Dopo una serie di peripezie e cavilli burocratici, il dottor Giuseppe Guerriero ebbe l’approvazione per i lavori di restauro della tomba di Pitloo, sotto l’alta sorveglianza della Soprintendenza alle Belle Arti di Napoli, nella figura della funzionaria prescelta Ida Maietta.

 I marmi furono affidati alla ditta Graphite, i quali seppero risalire all’esatta costruzione del monumento scultoreo, grazie ad un’immagine riportata sul giornale “Poliorama Pittoresco” del 1860 di come doveva apparire il disegno originario.
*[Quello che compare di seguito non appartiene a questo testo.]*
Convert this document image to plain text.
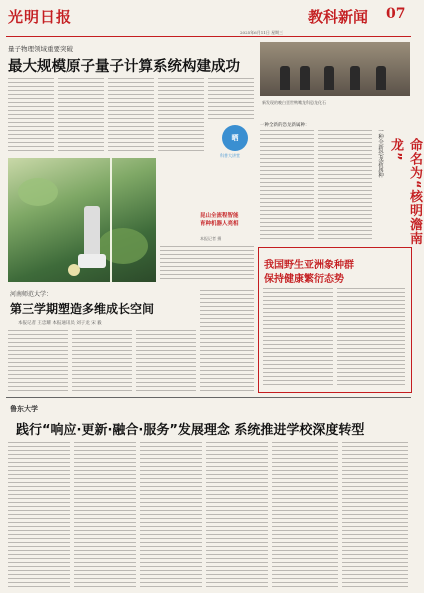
光明日报	教科新闻 07
2025年6月11日 星期三
量子物理领域重要突破
最大规模原子量子计算系统构建成功
晒
科普大讲堂
昆山全流程智能
育种机器人亮相
本报记者 摄
新发现的晚白垩世鸭嘴龙科恐龙化石
一种全新的恐龙新属种：
一种全新恐龙新属种	命名为“核明澹南龙”
我国野生亚洲象种群
保持健康繁衍态势
河南师范大学：
第三学期塑造多维成长空间
本报记者 王忠耀 本报通讯员 刘子龙 宋 毅
鲁东大学
践行“响应·更新·融合·服务”发展理念 系统推进学校深度转型
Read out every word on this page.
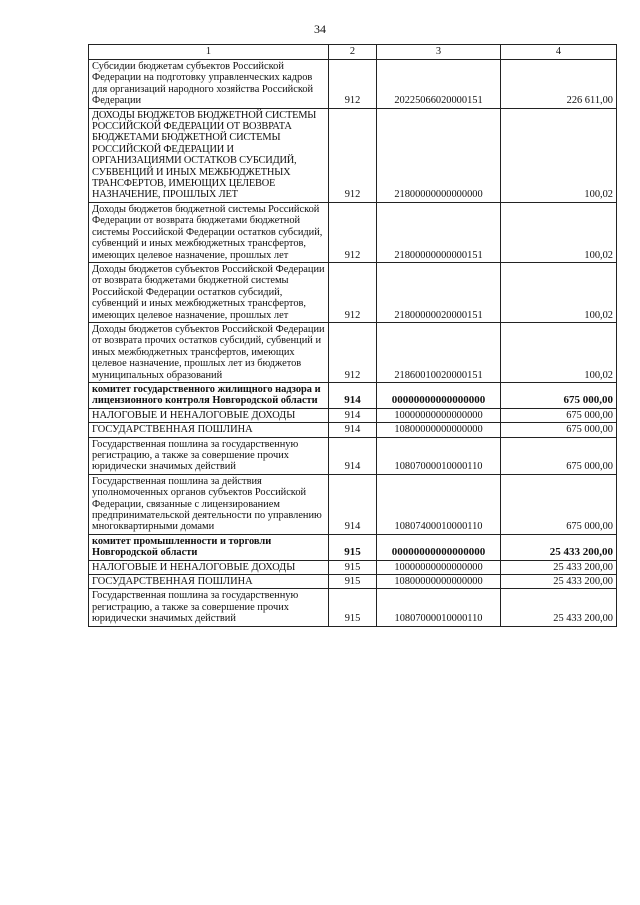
34
1	2	3	4
Субсидии бюджетам субъектов Российской Федерации на подготовку управленческих кадров для организаций народного хозяйства Российской Федерации	912	20225066020000151	226 611,00
ДОХОДЫ БЮДЖЕТОВ БЮДЖЕТНОЙ СИСТЕМЫ РОССИЙСКОЙ ФЕДЕРАЦИИ ОТ ВОЗВРАТА БЮДЖЕТАМИ БЮДЖЕТНОЙ СИСТЕМЫ РОССИЙСКОЙ ФЕДЕРАЦИИ И ОРГАНИЗАЦИЯМИ ОСТАТКОВ СУБСИДИЙ, СУБВЕНЦИЙ И ИНЫХ МЕЖБЮДЖЕТНЫХ ТРАНСФЕРТОВ, ИМЕЮЩИХ ЦЕЛЕВОЕ НАЗНАЧЕНИЕ, ПРОШЛЫХ ЛЕТ	912	21800000000000000	100,02
Доходы бюджетов бюджетной системы Российской Федерации от возврата бюджетами бюджетной системы Российской Федерации остатков субсидий, субвенций и иных межбюджетных трансфертов, имеющих целевое назначение, прошлых лет	912	21800000000000151	100,02
Доходы бюджетов субъектов Российской Федерации от возврата бюджетами бюджетной системы Российской Федерации остатков субсидий, субвенций и иных межбюджетных трансфертов, имеющих целевое назначение, прошлых лет	912	21800000020000151	100,02
Доходы бюджетов субъектов Российской Федерации от возврата прочих остатков субсидий, субвенций и иных межбюджетных трансфертов, имеющих целевое назначение, прошлых лет из бюджетов муниципальных образований	912	21860010020000151	100,02
комитет государственного жилищного надзора и лицензионного контроля Новгородской области	914	00000000000000000	675 000,00
НАЛОГОВЫЕ И НЕНАЛОГОВЫЕ ДОХОДЫ	914	10000000000000000	675 000,00
ГОСУДАРСТВЕННАЯ ПОШЛИНА	914	10800000000000000	675 000,00
Государственная пошлина за государственную регистрацию, а также за совершение прочих юридически значимых действий	914	10807000010000110	675 000,00
Государственная пошлина за действия уполномоченных органов субъектов Российской Федерации, связанные с лицензированием предпринимательской деятельности по управлению многоквартирными домами	914	10807400010000110	675 000,00
комитет промышленности и торговли Новгородской области	915	00000000000000000	25 433 200,00
НАЛОГОВЫЕ И НЕНАЛОГОВЫЕ ДОХОДЫ	915	10000000000000000	25 433 200,00
ГОСУДАРСТВЕННАЯ ПОШЛИНА	915	10800000000000000	25 433 200,00
Государственная пошлина за государственную регистрацию, а также за совершение прочих юридически значимых действий	915	10807000010000110	25 433 200,00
Inoltre fu aggiunta l’iscrizione sia in italiano che in francese come presente a suo tempo, per rendere vivo il ricordo di Pitloo e della sua arte immortale

Il grande maestro delle vedute ottocentesche di Napoli,  fondatore della Scuola di Posillipo … l’olandese “napoletanizzato” che tanto rese grande Napoli., finalmente ebbe così modo di ritrovare la sua lapide ,e  la sua tomba che resistendo all’azione corrosiva del tempo, sapranno garantire  atraverso la sua presenza la sua immortalità alle prossime generazioni. 

Essa come sosteneva  il buon Foscolo , sarà con il tempo l’unica  vera testimonianza della  sua gloria passata. L’unico  ricordo e testimonianza della sua gloria passata . L’unica cosa in grado di resistere all’azione corrosiva del tempo e come tale , attraverso la sua presenza ricordare ai suoi simili la sua grande arte .

 Il sepolcro non è infatti  solo luogo di affetti, ma consente la trasmissione di un intero patrimonio umano, attraverso il culto dei più grandi uomini  della Storia.